| title | Use Managed Identity to Connect Azure SQL Database to an App Deployed to Azure Spring Apps |
|---|---|
| description | Set up managed identity to connect Azure SQL to an app deployed to Azure Spring Apps. |
| author | KarlErickson |
| ms.author | karler |
| ms.service | azure-spring-apps |
| ms.topic | how-to |
| ms.date | 08/19/2025 |
| ms.update-cycle | 1095-days |
| ms.custom | devx-track-java, devx-track-extended-java, passwordless-java, service-connector |
[!INCLUDE deprecation-note]
This article applies to: ✅ Java ✅ C#
This article applies to: ✅ Basic/Standard ✅ Enterprise
This article shows you how to create a managed identity for an app deployed to Azure Spring Apps and use it to access Azure SQL Database.
Azure SQL Database is the intelligent, scalable, relational database service built for the cloud. It’s always up to date, with AI-powered and automated features that optimize performance and durability. Serverless compute and Hyperscale storage options automatically scale resources on demand, so you can focus on building new applications without worrying about storage size or resource management.
- An Azure account with an active subscription.

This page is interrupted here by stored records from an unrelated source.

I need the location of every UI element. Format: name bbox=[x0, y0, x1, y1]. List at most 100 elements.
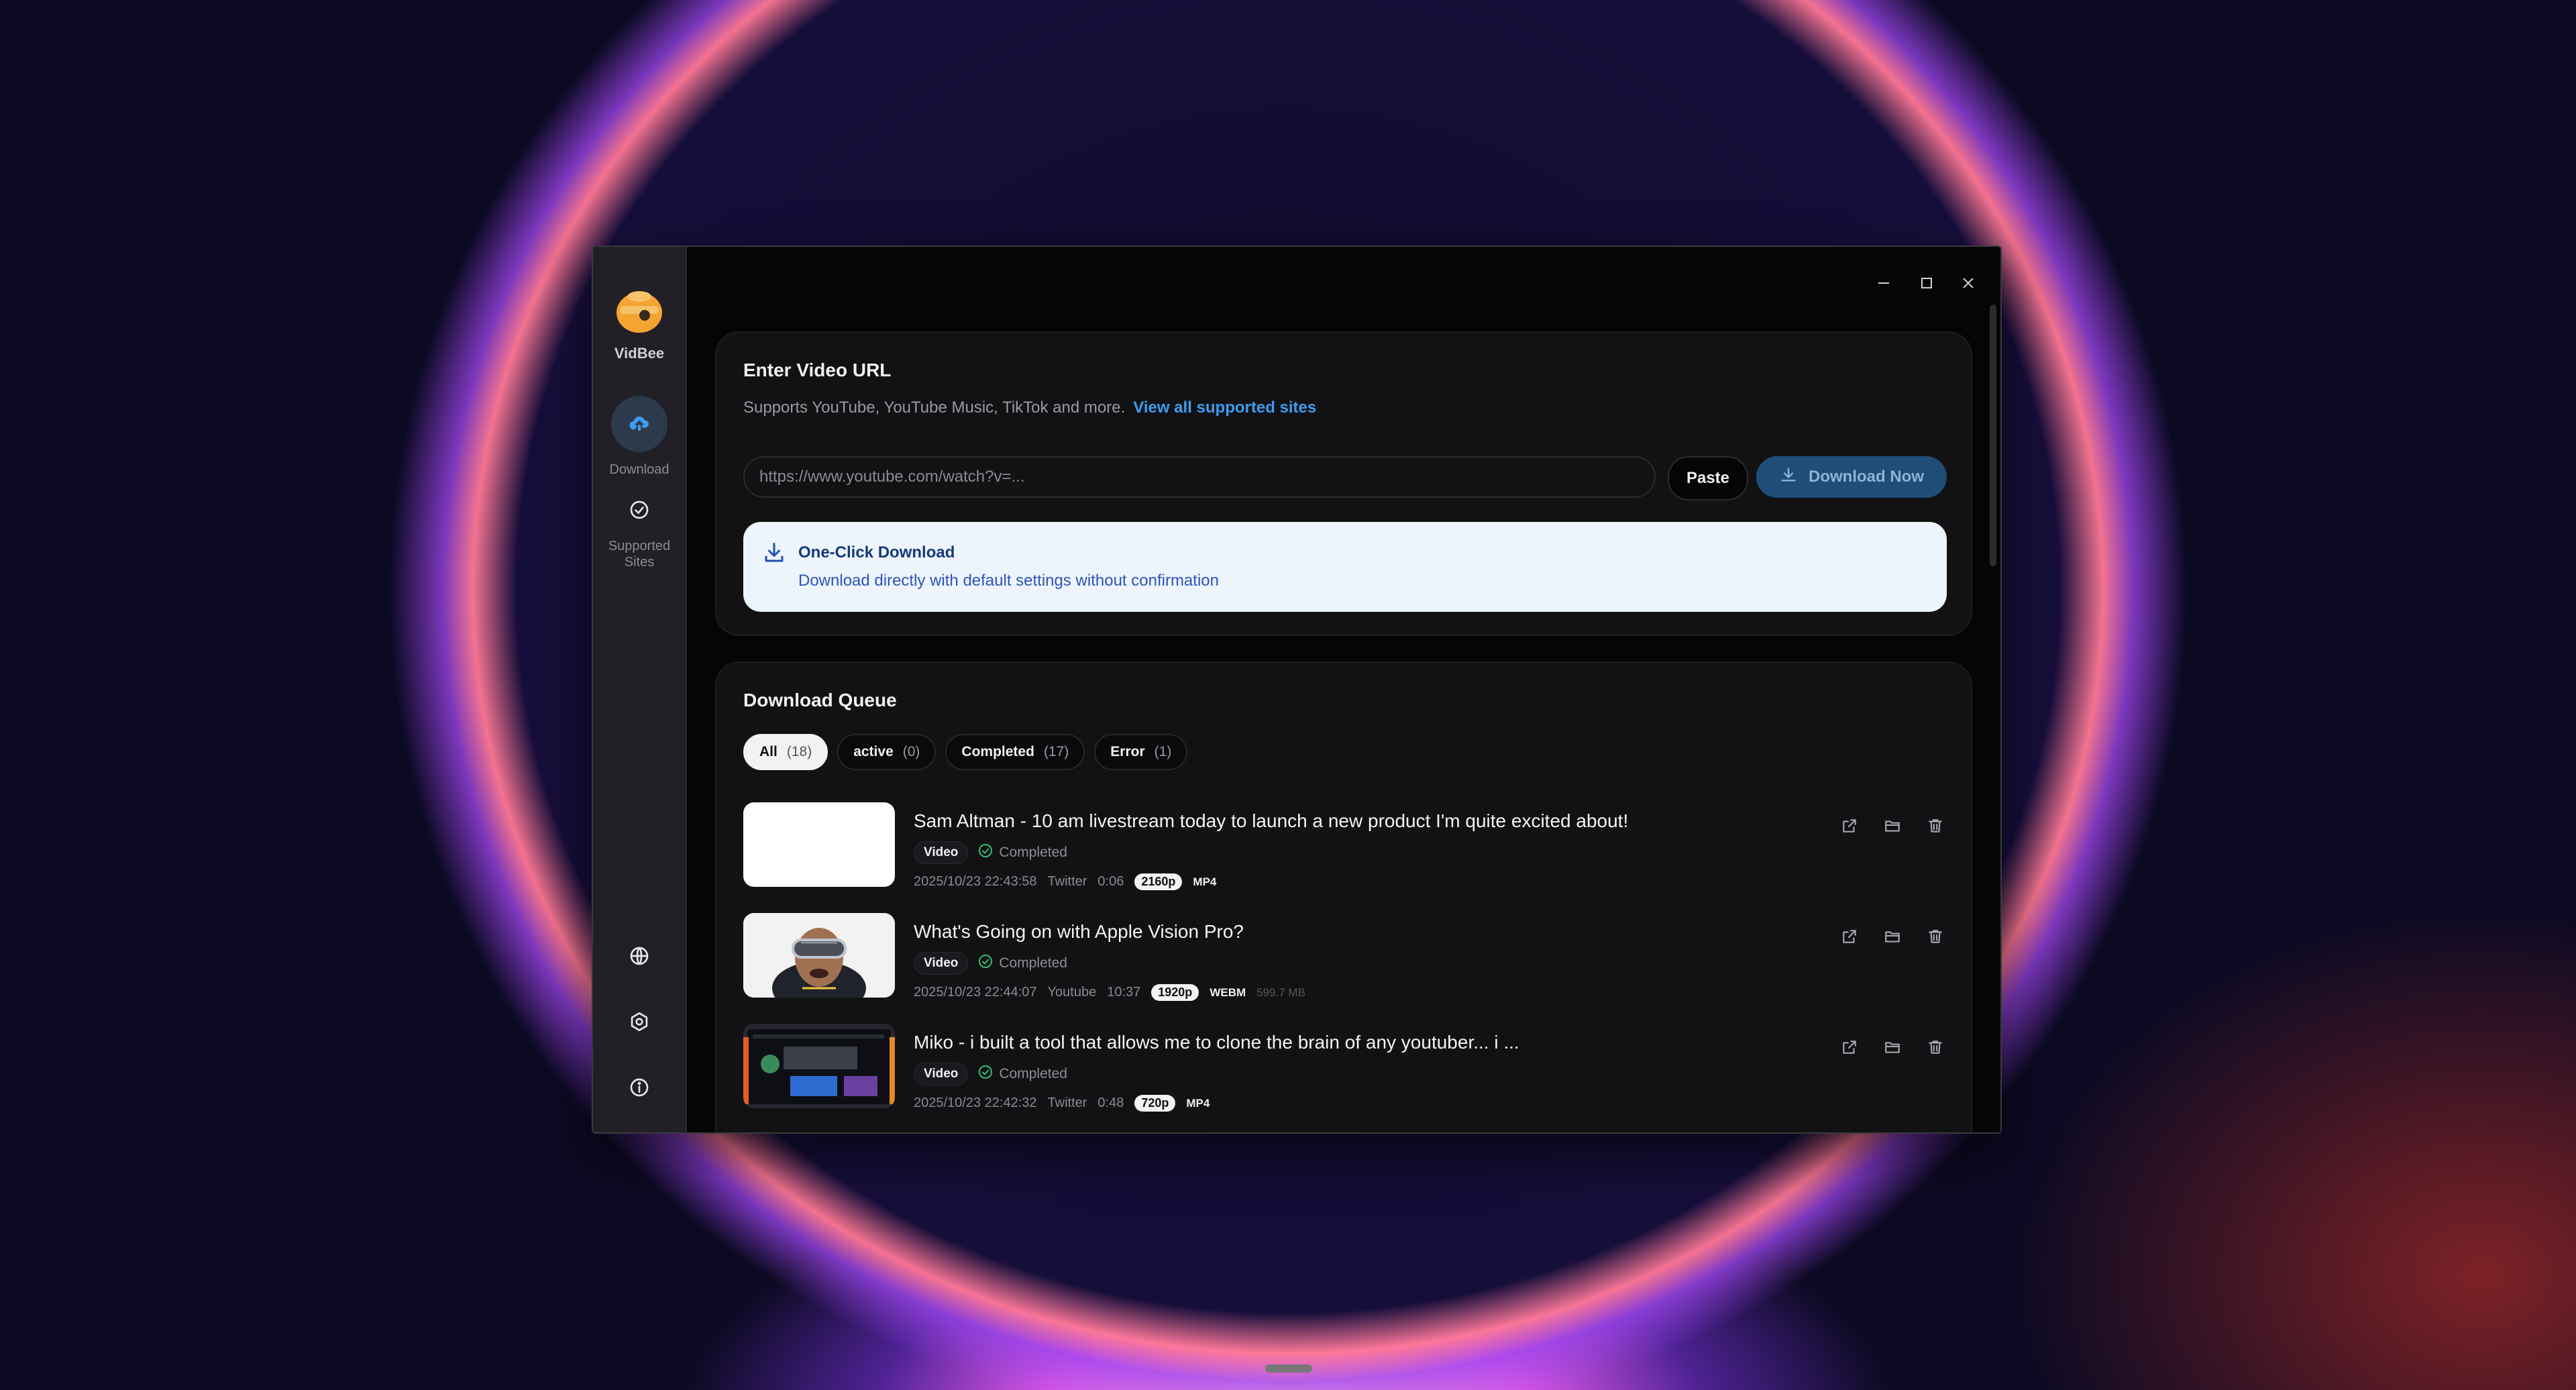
queue-item[interactable]: Miko - i built a tool that allows me to … bbox=[743, 1024, 1951, 1118]
status-badge: Completed bbox=[977, 953, 1067, 973]
open-external-icon[interactable] bbox=[1838, 814, 1861, 837]
item-datetime: 2025/10/23 22:42:32 bbox=[914, 1095, 1037, 1110]
filter-count: (17) bbox=[1043, 744, 1069, 759]
queue-title: Download Queue bbox=[743, 690, 897, 710]
dock-handle[interactable] bbox=[1265, 1365, 1312, 1373]
item-duration: 0:48 bbox=[1097, 1095, 1124, 1110]
item-duration: 0:06 bbox=[1097, 874, 1124, 889]
type-badge: Video bbox=[914, 952, 969, 975]
app-window: VidBee Download Supported Sites Enter Vi… bbox=[592, 246, 2002, 1134]
item-actions bbox=[1838, 1036, 1947, 1059]
format-badge: WEBM bbox=[1210, 985, 1246, 999]
filter-all[interactable]: All (18) bbox=[743, 734, 828, 770]
status-text: Completed bbox=[999, 845, 1067, 860]
minimize-icon[interactable] bbox=[1872, 271, 1896, 295]
item-source: Twitter bbox=[1047, 1095, 1087, 1110]
video-thumbnail[interactable] bbox=[743, 913, 895, 998]
globe-icon[interactable] bbox=[620, 937, 659, 975]
item-actions bbox=[1838, 925, 1947, 948]
trash-icon[interactable] bbox=[1924, 925, 1947, 948]
maximize-icon[interactable] bbox=[1915, 271, 1939, 295]
main-content: Enter Video URL Supports YouTube, YouTub… bbox=[687, 247, 2000, 1132]
view-supported-sites-link[interactable]: View all supported sites bbox=[1133, 398, 1316, 417]
filter-label: Completed bbox=[961, 744, 1034, 759]
item-actions bbox=[1838, 814, 1947, 837]
queue-filters: All (18) active (0) Completed (17) Error… bbox=[743, 734, 1188, 770]
video-title: Miko - i built a tool that allows me to … bbox=[914, 1032, 1519, 1053]
close-icon[interactable] bbox=[1956, 271, 1980, 295]
filter-count: (1) bbox=[1154, 744, 1172, 759]
status-badge: Completed bbox=[977, 843, 1067, 863]
open-external-icon[interactable] bbox=[1838, 1036, 1861, 1059]
status-text: Completed bbox=[999, 1066, 1067, 1081]
folder-icon[interactable] bbox=[1881, 1036, 1904, 1059]
status-badge: Completed bbox=[977, 1064, 1067, 1084]
sidebar: VidBee Download Supported Sites bbox=[593, 247, 687, 1132]
item-meta: 2025/10/23 22:43:58 Twitter 0:06 2160p M… bbox=[914, 873, 1216, 890]
file-size: 599.7 MB bbox=[1256, 985, 1305, 999]
item-badges: Video Completed bbox=[914, 952, 1067, 975]
filter-error[interactable]: Error (1) bbox=[1094, 734, 1188, 770]
video-thumbnail[interactable] bbox=[743, 802, 895, 887]
paste-button[interactable]: Paste bbox=[1668, 456, 1748, 500]
supported-text: Supports YouTube, YouTube Music, TikTok … bbox=[743, 398, 1126, 417]
video-thumbnail[interactable] bbox=[743, 1024, 895, 1108]
queue-item[interactable]: What's Going on with Apple Vision Pro? V… bbox=[743, 913, 1951, 1007]
filter-count: (0) bbox=[902, 744, 920, 759]
check-circle-icon bbox=[977, 1064, 994, 1084]
sidebar-item-supported-sites[interactable]: Supported Sites bbox=[593, 495, 686, 570]
check-circle-icon bbox=[977, 843, 994, 863]
item-duration: 10:37 bbox=[1107, 985, 1141, 1000]
type-badge: Video bbox=[914, 1063, 969, 1085]
queue-item[interactable]: Sam Altman - 10 am livestream today to l… bbox=[743, 802, 1951, 896]
vidbee-logo[interactable] bbox=[614, 286, 664, 335]
resolution-badge: 720p bbox=[1134, 1095, 1176, 1112]
check-circle-icon bbox=[593, 495, 686, 525]
filter-count: (18) bbox=[786, 744, 812, 759]
download-queue-card: Download Queue All (18) active (0) Compl… bbox=[715, 661, 1972, 1132]
format-badge: MP4 bbox=[1186, 1096, 1210, 1110]
open-external-icon[interactable] bbox=[1838, 925, 1861, 948]
item-meta: 2025/10/23 22:44:07 Youtube 10:37 1920p … bbox=[914, 984, 1305, 1001]
filter-label: Error bbox=[1110, 744, 1145, 759]
sidebar-item-label: Supported Sites bbox=[608, 539, 671, 570]
trash-icon[interactable] bbox=[1924, 1036, 1947, 1059]
video-title: What's Going on with Apple Vision Pro? bbox=[914, 921, 1244, 942]
url-section-title: Enter Video URL bbox=[743, 360, 892, 380]
url-input[interactable] bbox=[743, 456, 1656, 498]
video-title: Sam Altman - 10 am livestream today to l… bbox=[914, 810, 1629, 831]
download-icon bbox=[1779, 466, 1798, 489]
url-section-subtitle: Supports YouTube, YouTube Music, TikTok … bbox=[743, 398, 1316, 417]
filter-label: All bbox=[759, 744, 777, 759]
status-text: Completed bbox=[999, 955, 1067, 971]
resolution-badge: 2160p bbox=[1134, 873, 1183, 890]
item-source: Youtube bbox=[1047, 985, 1097, 1000]
item-datetime: 2025/10/23 22:44:07 bbox=[914, 985, 1037, 1000]
one-click-download-option[interactable]: One-Click Download Download directly wit… bbox=[743, 522, 1947, 612]
item-source: Twitter bbox=[1047, 874, 1087, 889]
app-name: VidBee bbox=[614, 345, 665, 362]
item-badges: Video Completed bbox=[914, 1063, 1067, 1085]
resolution-badge: 1920p bbox=[1151, 984, 1199, 1001]
item-badges: Video Completed bbox=[914, 841, 1067, 864]
cloud-download-icon bbox=[611, 396, 667, 452]
filter-completed[interactable]: Completed (17) bbox=[945, 734, 1085, 770]
folder-icon[interactable] bbox=[1881, 814, 1904, 837]
trash-icon[interactable] bbox=[1924, 814, 1947, 837]
item-meta: 2025/10/23 22:42:32 Twitter 0:48 720p MP… bbox=[914, 1095, 1210, 1112]
one-click-description: Download directly with default settings … bbox=[798, 572, 1219, 590]
info-icon[interactable] bbox=[620, 1068, 659, 1107]
one-click-title: One-Click Download bbox=[798, 543, 955, 562]
folder-icon[interactable] bbox=[1881, 925, 1904, 948]
sidebar-item-download[interactable]: Download bbox=[593, 396, 686, 478]
settings-icon[interactable] bbox=[620, 1002, 659, 1041]
format-badge: MP4 bbox=[1193, 875, 1217, 888]
type-badge: Video bbox=[914, 841, 969, 864]
download-now-button[interactable]: Download Now bbox=[1756, 456, 1947, 498]
url-card: Enter Video URL Supports YouTube, YouTub… bbox=[715, 331, 1972, 636]
filter-active[interactable]: active (0) bbox=[837, 734, 936, 770]
download-icon bbox=[762, 541, 786, 565]
scrollbar[interactable] bbox=[1990, 305, 1996, 566]
download-now-label: Download Now bbox=[1809, 468, 1924, 486]
filter-label: active bbox=[853, 744, 894, 759]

Create an account for free.
- Azure CLI version 2.45.0 or higher.
- Follow the Spring Data JPA tutorial to provision an Azure SQL Database and get it work with a Java app locally.
- Follow the Azure Spring Apps system-assigned managed identity tutorial to provision an app in Azure Spring Apps with managed identity enabled.
You can connect your application to an Azure SQL Database with a managed identity by following manual steps or using Service Connector.
Connect to your SQL server and run the following SQL query:
CREATE USER [<managed-identity-name>] FROM EXTERNAL PROVIDER;
ALTER ROLE db_datareader ADD MEMBER [<managed-identity-name>];
ALTER ROLE db_datawriter ADD MEMBER [<managed-identity-name>];
ALTER ROLE db_ddladmin ADD MEMBER [<managed-identity-name>];
GOThe value of the <managed-identity-name> placeholder follows the rule <service-instance-name>/apps/<app-name>; for example: myspringcloud/apps/sqldemo. You can also use the following command to query the managed identity name with Azure CLI:
az ad sp show --id <identity-object-ID> --query displayName
Open the src/main/resources/application.properties file, then add Authentication=ActiveDirectoryMSI; at the end of the spring.datasource.url line, as shown in the following example. Be sure to use the correct value for the $AZ_DATABASE_NAME variable.
spring.datasource.url=jdbc:sqlserver://$AZ_DATABASE_NAME.database.windows.net:1433;database=demo;encrypt=true;trustServerCertificate=false;hostNameInCertificate=*.database.windows.net;loginTimeout=30;Authentication=ActiveDirectoryMSI;Note
Service Connectors are created at the deployment level. So, if another deployment is created, you need to create the connections again.
Configure your app deployed to Azure Spring Apps to connect to an Azure SQL Database with a system-assigned managed identity using the az spring connection create command, as shown in the following example.
-
Use the following command to install the Service Connector passwordless extension for the Azure CLI:
az extension add --name serviceconnector-passwordless --upgrade -
Use the following command to connect to the database:
az spring connection create sql \ --resource-group $SPRING_APP_RESOURCE_GROUP \ --service $SPRING_APP_SERVICE_NAME \ --app $APP_NAME \ --deployment $DEPLOYMENT_NAME \ --target-resource-group $SQL_RESOURCE_GROUP \ --server $SQL_SERVER_NAME \ --database $DATABASE_NAME \ --system-identity -
Use the following command to check the creation result:
export CONNECTION_NAME=$(az spring connection list \ --resource-group $SPRING_APP_RESOURCE_GROUP \ --service $SPRING_APP_SERVICE_NAME \ --app $APP_NAME \ --query '[0].name' \ --output tsv) az spring connection list-configuration \ --resource-group $SPRING_APP_RESOURCE_GROUP \ --service $SPRING_APP_SERVICE_NAME \ --app $APP_NAME \ --connection $CONNECTION_NAME
Rebuild the app and deploy it to the Azure Spring Apps provisioned in the second bullet point under Prerequisites. You now have a Spring Boot application authenticated by a managed identity that uses JPA to store and retrieve data from an Azure SQL Database in Azure Spring Apps.